1734 British general election
| 22 April – 6 June 1734 |

All 558 seats in the House of Commons 280 seats needed for a majority
|  | First party | Second party | Third party |
| Leader | Sir Robert Walpole | Viscount Bolingbroke | William Pulteney |
| Party | Whig | Tory | Opposition / Patriot Whigs |
| Leader's seat | King's Lynn | House of Lords | Middlesex |
| Seats won | 330 | 145 | 83 |
| Seat change | −85 | +17 | +68 |
- Composition of the House of Commons after the election
| Prime Minister before election Sir Robert Walpole Whig | Prime Minister after election Sir Robert Walpole Whig |

= 1734 British general election =

The 1734 British general election returned members to serve in the House of Commons of the 8th Parliament of Great Britain to be summoned, after the merger of the Parliament of England and the Parliament of Scotland in 1707. Robert Walpole's increasingly unpopular Whig government lost ground to the Tories and the opposition Whigs, but still had a secure majority in the House of Commons. The Patriot Whigs under William Pulteney were joined in opposition by a group of Whig members led by Lord Cobham. They were known as the Cobhamites, or 'Cobham's Cubs'.

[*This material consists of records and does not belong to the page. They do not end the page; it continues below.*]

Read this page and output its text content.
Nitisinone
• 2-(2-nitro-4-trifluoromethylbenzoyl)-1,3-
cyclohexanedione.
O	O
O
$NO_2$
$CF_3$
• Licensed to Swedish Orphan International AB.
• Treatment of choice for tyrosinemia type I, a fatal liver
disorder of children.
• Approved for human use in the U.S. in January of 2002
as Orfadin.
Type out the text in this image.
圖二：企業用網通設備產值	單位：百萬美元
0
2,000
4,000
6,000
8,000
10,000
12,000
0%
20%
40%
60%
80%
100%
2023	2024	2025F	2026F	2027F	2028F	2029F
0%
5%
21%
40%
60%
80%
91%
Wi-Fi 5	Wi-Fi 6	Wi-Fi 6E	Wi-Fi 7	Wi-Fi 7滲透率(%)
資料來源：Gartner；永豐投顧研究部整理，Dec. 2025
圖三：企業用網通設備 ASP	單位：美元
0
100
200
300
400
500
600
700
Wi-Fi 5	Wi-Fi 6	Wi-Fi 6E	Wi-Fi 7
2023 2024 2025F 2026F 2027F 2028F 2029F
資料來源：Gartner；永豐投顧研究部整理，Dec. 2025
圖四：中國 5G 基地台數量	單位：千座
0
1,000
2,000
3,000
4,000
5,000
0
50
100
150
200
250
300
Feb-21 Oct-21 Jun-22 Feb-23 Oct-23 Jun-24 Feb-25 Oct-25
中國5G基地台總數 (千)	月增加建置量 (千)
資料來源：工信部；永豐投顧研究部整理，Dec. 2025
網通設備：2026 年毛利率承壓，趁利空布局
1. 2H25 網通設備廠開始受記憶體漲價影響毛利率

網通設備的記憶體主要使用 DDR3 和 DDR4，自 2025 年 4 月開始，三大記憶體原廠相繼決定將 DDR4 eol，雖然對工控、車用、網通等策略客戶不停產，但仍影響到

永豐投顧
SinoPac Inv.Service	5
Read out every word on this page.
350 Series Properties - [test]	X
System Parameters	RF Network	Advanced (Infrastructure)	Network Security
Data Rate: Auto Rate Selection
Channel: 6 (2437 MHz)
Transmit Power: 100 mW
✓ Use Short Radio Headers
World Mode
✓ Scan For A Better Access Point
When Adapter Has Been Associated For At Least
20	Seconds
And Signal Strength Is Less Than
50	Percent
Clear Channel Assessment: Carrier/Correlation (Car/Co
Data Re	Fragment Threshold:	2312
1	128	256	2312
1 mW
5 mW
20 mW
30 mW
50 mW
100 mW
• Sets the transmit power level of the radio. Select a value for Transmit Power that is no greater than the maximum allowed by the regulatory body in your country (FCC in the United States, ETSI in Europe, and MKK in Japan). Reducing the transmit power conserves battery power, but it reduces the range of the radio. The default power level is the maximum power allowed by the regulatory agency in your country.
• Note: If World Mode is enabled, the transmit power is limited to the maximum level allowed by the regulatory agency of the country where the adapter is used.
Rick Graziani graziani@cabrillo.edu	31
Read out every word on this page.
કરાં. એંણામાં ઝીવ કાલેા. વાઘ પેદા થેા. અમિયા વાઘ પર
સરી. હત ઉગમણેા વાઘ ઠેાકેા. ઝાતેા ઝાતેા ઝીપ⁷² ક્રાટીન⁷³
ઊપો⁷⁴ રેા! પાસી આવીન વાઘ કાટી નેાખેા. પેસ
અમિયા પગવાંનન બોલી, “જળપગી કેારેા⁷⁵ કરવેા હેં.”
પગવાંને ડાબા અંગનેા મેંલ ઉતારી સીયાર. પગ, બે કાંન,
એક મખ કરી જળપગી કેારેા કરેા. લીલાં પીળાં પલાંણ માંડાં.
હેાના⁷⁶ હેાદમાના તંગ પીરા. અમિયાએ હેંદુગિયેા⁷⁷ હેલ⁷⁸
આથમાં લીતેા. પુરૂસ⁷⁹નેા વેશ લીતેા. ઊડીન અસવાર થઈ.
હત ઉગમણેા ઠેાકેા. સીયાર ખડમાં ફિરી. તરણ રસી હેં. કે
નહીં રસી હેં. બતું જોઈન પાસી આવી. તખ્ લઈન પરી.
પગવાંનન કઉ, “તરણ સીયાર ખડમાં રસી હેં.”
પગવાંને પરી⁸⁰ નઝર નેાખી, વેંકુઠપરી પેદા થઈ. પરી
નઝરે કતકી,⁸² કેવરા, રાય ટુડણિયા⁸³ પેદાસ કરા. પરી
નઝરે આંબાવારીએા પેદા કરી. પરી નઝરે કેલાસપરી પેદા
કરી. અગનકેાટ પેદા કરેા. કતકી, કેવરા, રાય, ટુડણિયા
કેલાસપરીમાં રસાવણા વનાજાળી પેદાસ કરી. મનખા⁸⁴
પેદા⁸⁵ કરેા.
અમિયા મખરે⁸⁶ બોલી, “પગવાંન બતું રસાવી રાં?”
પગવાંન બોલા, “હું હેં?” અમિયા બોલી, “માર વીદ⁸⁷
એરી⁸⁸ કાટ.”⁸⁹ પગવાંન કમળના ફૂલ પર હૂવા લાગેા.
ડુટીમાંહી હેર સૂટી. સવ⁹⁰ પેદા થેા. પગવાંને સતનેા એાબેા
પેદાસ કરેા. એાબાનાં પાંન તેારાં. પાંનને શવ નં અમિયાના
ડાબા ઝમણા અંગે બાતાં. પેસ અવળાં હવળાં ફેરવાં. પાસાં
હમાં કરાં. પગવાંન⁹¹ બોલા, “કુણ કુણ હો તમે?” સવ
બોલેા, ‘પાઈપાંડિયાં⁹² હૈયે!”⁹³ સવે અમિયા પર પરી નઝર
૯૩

==Summary of the constituencies==
See 1796 British general election for details. The constituencies used were the same throughout the existence of the Parliament of Great Britain.

==Dates of election==
The general election was held between 22 April 1734 and 6 June 1734.

At this period elections did not take place at the same time in every constituency. The returning officer in each county or parliamentary borough fixed the precise date (see hustings for details of the conduct of the elections).